CORROSIVE SUBLIMATE.

Late one afternoon some natives carried an old man, wrapped in a blanket, into Warner's camp and laid him down on the ground before the tent. Warner came out.

"What is this?" he asked.

"A dead man, killed by a leopard."

"Why do you bring the dead man to me?"

"He said he wanted to come and told us he would curse us if we did not bring him. We did not wish to trouble the Doctor with a dead man, but a 'dead man's curse' is a fearful thing."

Warned stooped and looked under the blanket. The man wasn't dead, he opened his eyes.
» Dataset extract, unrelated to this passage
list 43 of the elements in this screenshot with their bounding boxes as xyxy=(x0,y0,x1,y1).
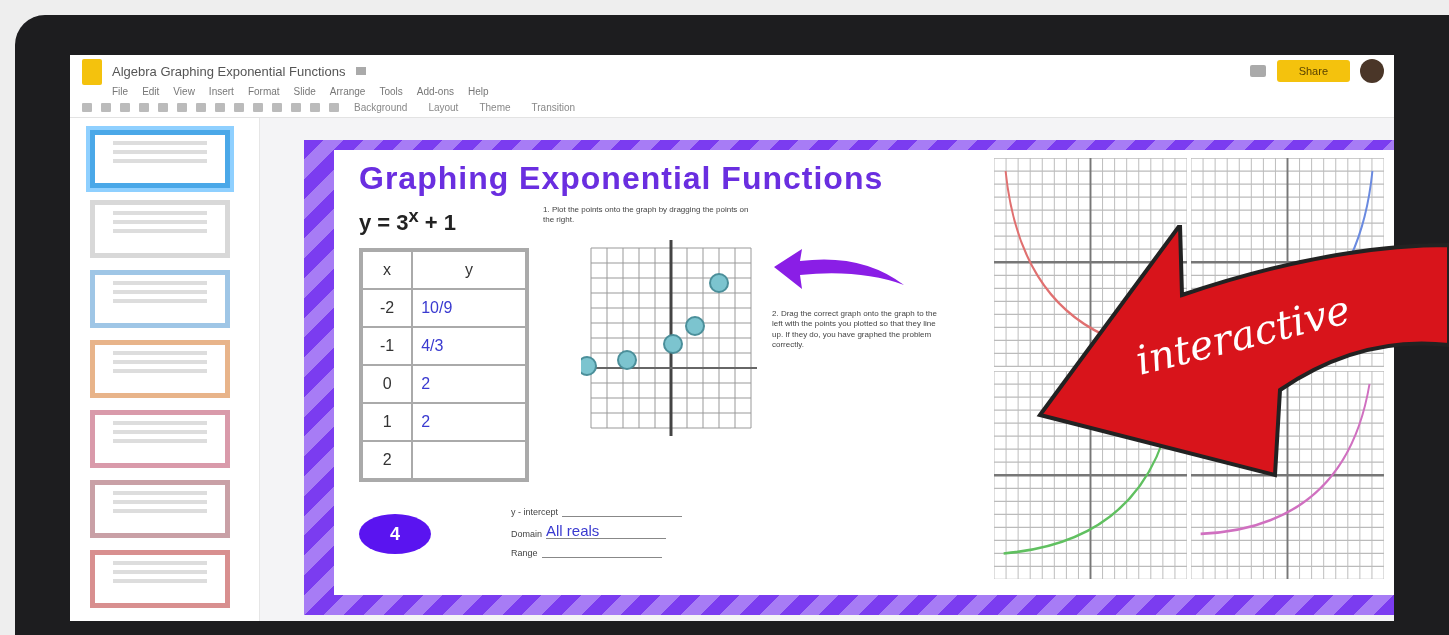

Although far from dead, the native had been very badly mauled and had lost a great quantity of blood. Tyro though he was, Warner could see that his condition was serious. Stepping back into the tent, he poured out half a tumbler of neat whisky and, lifting the man's head, made him drain the glass. The effect upon the patient was immediate; he sat up and began to talk rapidly, describing the accident.

"We were hunting, these dogs, those others, and I. We came upon a leopard in the grass. One, who is not here, thrust an assegai through her. She bit him in the arm and he ran away. Another, and neither is he here, struck the leopard with his axe. She jumped on him and bit him in the neck. He ran away crying out that she had killed him.